The 2004 post-election political commentaries that ensue from the media are familiar echoes of a Shakespearean line uttered on stage few hundred years earlier:
There is a tide in the affairs of men,
Which, taken at the flood, leads on to fortune;
Omitted, all the voyage of their life
Is bound in shallows and in miseries
Julius Caesar
Act IV, Scene 3
With the election results settled, the political pundits are now dispensing the "render unto Caesar the things which are Caesar's" advices for governance.
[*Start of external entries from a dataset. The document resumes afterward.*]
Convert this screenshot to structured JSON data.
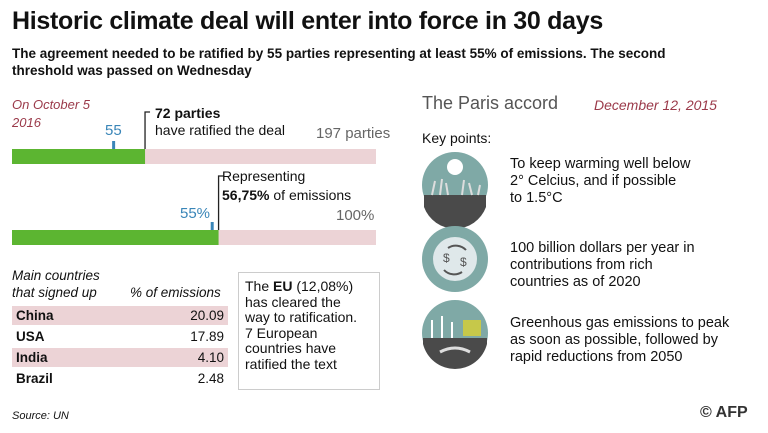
{
  "header": {
    "title": "Historic climate deal will enter into force in 30 days",
    "subtitle_lines": [
      "The agreement needed to be ratified by 55 parties representing at least 55% of emissions. The second",
      "threshold was passed on Wednesday"
    ]
  },
  "date_left": [
    "On October 5",
    "2016"
  ],
  "chart_data": [
    {
      "type": "progress",
      "xlim": [
        0,
        197
      ],
      "value": 72,
      "threshold": 55,
      "value_label": [
        "72 parties",
        "have ratified the deal"
      ],
      "end_label": "197 parties",
      "color": "#5cb531",
      "track_color": "#ecd3d6",
      "threshold_color": "#3a86b8"
    },
    {
      "type": "progress",
      "xlim": [
        0,
        100
      ],
      "value": 56.75,
      "threshold": {
        "value": 55,
        "label": "55%"
      },
      "value_label": [
        "Representing",
        "56,75%",
        "of emissions"
      ],
      "end_label": "100%",
      "color": "#5cb531",
      "track_color": "#ecd3d6",
      "threshold_color": "#3a86b8"
    }
  ],
  "table": {
    "header": [
      [
        "Main countries",
        "that signed up"
      ],
      "% of emissions"
    ],
    "rows": [
      [
        "China",
        "20.09"
      ],
      [
        "USA",
        "17.89"
      ],
      [
        "India",
        "4.10"
      ],
      [
        "Brazil",
        "2.48"
      ]
    ]
  },
  "eu_box": {
    "lead": "The",
    "bold": "EU",
    "share": "(12,08%)",
    "lines": [
      "has cleared the",
      "way to ratification.",
      "7 European",
      "countries have",
      "ratified the text"
    ]
  },
  "paris": {
    "title": "The Paris accord",
    "date": "December 12, 2015",
    "subtitle": "Key points:",
    "points": [
      [
        "To keep warming well below",
        "2° Celcius, and if possible",
        "to 1.5°C"
      ],
      [
        "100 billion dollars per year in",
        "contributions from rich",
        "countries as of 2020"
      ],
      [
        "Greenhous gas emissions to peak",
        "as soon as possible, followed by",
        "rapid reductions from 2050"
      ]
    ]
  },
  "footer": {
    "source": "Source: UN",
    "credit": "© AFP"
  }
}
Some are even contriving a social-political agenda on "render unto God the things that are God's." The latter prospect is promulgated by the minority political party for its failing to anticipate the rising tide of the so-called "moral values" gathered at the exit polls. Whether the perceived moral values had contributed to one party's election victory and another's defeat are still being debated.
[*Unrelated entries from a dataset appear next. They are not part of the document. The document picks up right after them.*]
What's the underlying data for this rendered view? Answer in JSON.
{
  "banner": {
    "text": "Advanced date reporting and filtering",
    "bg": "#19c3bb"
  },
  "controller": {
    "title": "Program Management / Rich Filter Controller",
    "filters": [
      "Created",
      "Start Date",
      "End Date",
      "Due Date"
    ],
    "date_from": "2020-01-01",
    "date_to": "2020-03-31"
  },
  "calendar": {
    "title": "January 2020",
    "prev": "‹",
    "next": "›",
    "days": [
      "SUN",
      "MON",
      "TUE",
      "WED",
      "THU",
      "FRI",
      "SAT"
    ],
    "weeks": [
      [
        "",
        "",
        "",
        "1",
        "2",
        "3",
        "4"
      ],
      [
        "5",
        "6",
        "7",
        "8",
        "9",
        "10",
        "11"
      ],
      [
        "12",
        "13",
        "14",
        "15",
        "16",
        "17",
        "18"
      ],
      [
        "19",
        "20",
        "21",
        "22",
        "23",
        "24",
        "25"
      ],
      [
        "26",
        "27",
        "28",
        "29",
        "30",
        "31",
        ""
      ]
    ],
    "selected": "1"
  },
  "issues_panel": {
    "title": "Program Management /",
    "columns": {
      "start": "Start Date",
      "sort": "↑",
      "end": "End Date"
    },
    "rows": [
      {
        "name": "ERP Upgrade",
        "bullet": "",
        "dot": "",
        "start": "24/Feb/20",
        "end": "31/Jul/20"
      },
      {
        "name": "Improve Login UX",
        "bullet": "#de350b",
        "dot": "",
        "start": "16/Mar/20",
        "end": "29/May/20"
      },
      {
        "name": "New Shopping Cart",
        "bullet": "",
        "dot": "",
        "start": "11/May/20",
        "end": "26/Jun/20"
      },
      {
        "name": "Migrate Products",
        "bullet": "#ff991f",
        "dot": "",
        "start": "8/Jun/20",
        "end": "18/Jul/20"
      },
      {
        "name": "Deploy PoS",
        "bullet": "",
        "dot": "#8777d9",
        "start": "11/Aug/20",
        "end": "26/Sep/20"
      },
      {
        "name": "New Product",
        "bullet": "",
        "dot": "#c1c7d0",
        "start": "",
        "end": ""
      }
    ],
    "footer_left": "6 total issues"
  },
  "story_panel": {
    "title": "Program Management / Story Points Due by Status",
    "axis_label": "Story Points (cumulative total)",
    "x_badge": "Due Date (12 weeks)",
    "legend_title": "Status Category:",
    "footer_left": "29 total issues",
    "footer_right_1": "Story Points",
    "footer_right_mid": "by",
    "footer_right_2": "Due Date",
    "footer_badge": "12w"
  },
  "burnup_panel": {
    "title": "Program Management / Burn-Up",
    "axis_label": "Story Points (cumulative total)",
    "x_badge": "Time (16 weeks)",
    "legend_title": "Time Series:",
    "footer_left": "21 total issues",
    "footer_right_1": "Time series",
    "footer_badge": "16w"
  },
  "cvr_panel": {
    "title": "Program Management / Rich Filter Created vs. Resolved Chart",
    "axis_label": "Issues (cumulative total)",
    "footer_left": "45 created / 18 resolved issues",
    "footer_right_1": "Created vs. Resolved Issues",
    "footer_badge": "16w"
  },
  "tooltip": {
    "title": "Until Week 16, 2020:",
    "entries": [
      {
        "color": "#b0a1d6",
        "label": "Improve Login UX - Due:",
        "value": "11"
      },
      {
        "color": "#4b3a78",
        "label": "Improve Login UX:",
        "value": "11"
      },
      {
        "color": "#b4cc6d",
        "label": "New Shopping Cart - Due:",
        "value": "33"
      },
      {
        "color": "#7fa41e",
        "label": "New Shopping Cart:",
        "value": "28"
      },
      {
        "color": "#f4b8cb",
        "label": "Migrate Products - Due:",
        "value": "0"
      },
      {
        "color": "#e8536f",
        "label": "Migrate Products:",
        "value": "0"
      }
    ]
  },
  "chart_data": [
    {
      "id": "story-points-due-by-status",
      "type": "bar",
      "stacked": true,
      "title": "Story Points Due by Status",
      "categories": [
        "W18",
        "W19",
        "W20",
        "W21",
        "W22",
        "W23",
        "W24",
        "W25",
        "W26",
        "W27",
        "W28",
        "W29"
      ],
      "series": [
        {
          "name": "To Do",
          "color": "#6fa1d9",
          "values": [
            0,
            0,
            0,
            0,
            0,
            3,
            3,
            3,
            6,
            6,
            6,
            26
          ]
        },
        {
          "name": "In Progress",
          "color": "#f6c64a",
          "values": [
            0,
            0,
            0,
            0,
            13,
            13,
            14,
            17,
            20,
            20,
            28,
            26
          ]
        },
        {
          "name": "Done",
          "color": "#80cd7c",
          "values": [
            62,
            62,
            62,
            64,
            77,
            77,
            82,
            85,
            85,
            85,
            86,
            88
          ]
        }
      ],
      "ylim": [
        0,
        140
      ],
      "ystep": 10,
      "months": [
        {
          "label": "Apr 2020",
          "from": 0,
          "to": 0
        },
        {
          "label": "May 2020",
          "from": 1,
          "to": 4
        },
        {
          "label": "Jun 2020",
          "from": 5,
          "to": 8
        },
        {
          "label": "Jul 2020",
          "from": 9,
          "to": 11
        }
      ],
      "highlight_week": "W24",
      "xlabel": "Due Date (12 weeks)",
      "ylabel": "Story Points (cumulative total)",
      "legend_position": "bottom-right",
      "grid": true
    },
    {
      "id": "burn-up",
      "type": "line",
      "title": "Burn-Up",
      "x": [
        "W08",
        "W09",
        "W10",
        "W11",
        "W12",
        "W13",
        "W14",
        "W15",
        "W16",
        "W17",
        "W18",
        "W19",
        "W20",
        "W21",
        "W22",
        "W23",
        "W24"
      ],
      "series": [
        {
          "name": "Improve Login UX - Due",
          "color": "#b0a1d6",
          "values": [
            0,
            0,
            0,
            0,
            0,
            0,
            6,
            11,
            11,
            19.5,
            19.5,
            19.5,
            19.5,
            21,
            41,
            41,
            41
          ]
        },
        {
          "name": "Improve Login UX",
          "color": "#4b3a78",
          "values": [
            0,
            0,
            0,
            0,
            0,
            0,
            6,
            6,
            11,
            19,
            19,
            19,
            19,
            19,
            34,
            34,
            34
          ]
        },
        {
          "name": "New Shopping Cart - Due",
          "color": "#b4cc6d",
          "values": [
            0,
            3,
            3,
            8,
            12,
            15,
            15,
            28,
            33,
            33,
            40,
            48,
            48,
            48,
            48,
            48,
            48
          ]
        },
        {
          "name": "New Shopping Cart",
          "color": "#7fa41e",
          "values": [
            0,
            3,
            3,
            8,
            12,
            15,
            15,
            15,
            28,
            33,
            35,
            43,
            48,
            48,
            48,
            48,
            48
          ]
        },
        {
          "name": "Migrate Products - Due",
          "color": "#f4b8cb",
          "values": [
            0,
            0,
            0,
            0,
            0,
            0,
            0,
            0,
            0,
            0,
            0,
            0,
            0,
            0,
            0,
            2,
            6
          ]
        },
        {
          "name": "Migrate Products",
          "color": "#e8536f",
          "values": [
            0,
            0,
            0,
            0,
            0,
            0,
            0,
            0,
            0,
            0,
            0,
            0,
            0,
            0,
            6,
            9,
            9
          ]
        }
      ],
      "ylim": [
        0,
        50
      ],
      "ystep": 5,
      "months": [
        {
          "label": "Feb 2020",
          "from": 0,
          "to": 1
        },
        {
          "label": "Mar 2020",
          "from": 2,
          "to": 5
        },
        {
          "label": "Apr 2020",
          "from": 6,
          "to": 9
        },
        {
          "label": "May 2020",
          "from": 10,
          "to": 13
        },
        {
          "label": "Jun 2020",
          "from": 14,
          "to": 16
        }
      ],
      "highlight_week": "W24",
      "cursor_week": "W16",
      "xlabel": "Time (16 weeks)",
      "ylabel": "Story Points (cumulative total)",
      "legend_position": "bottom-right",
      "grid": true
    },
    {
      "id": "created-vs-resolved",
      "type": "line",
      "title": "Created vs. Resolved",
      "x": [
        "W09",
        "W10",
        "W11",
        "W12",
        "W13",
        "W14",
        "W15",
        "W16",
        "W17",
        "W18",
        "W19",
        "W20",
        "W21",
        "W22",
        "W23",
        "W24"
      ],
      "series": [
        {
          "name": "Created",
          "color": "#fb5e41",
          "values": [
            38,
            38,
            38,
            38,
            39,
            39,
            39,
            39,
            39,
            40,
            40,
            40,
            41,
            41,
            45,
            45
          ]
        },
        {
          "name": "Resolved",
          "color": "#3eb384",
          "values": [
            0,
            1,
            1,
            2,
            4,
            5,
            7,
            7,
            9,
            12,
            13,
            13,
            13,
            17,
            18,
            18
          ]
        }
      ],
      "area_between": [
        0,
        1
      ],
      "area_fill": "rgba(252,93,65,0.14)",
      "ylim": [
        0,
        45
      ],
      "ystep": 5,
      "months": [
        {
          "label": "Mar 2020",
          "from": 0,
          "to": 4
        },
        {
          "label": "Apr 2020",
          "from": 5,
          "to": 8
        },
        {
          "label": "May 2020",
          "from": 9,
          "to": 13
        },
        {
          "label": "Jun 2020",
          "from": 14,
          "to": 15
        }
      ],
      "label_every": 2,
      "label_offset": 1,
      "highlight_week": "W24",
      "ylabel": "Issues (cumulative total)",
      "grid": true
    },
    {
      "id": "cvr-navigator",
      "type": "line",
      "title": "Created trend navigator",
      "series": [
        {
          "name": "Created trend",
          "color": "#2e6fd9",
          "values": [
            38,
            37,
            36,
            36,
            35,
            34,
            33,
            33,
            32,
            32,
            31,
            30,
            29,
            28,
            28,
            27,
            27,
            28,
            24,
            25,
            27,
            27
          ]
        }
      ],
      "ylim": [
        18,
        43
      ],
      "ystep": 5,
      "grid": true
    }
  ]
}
One ought to be so careful when considering a religion makeover for the purpose of political expediency. God is not mocked (Galatians 6:7).
Faith, hope, and charity are and because of God (1 Corithians 13:13; James 1:27). They can not be grafted on by political motivations nor attained by looking to self-help gurus.
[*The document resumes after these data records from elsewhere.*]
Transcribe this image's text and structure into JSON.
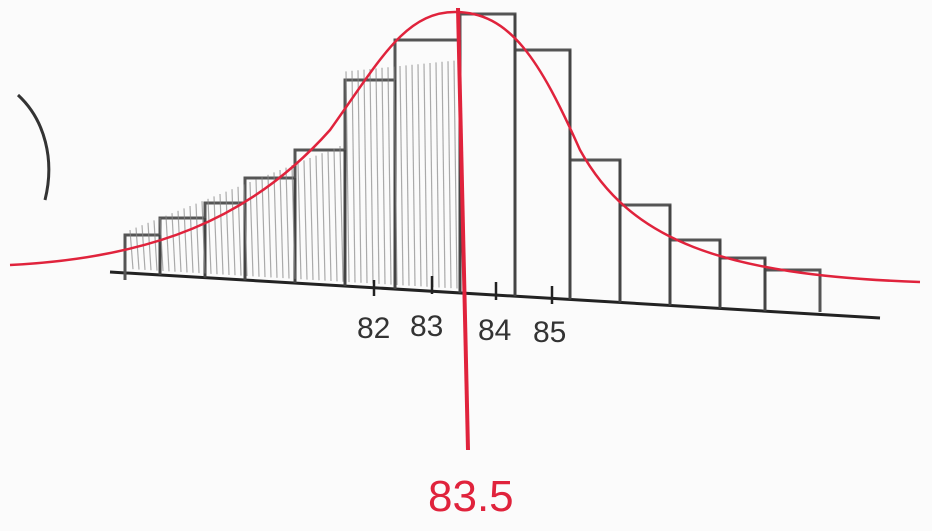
{
  "axis_labels": [
    "82",
    "83",
    "84",
    "85"
  ],
  "marker_label": "83.5"
}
Lest one cirlces or drifts aimlessly, faith and charity are a two-oar endeavor to one rowing in the river of life. They are borne of a contrite heart, with faith and hope placed in God (Psalm 51; 1 Peter 1:19-23). The direction to row comes from an abiding heart in response to Christ's love. All because it was He who loved us first (1 John 4:19).
We see a heart of service poured out from this faith-based poem, “I Shall Not Pass This Way Again.” This poem is an eloquent expression of a Christian woman who seeks and finds a life with purpose. A comfortable and idyllic existence is preferred but not purposeful. The Canadian poet and composer, Eva Rose York (1858 - post-1935), writes in these excerpted passages:
O God, forgive
That now I live
As if I might, sometime, return
To bless the weary ones that yearn
For help and comfort every day,-
For there be such along the way.
O God, forgive that I have seen
The beauty only, have not been
Awake to sorrow such as this;
That I have drunk the cup of bliss
Remembering not that those there be
Who drink the dregs of misery.
I love the beauty of the scene,
Would roam again o'er fields so green;
But since I may not, let me spend
My strength for others to the end,-
For those who tread on rock and stone,
And bear their burdens all alone,
Who loiter not in leafy bowers,
Nor hear the birds nor pluck the flowers,
A larger kindness give to me,
A deeper love and sympathy;
Then, O, one day
May someone say-
Remembering a lessened pain-
"Would she could pass this way again."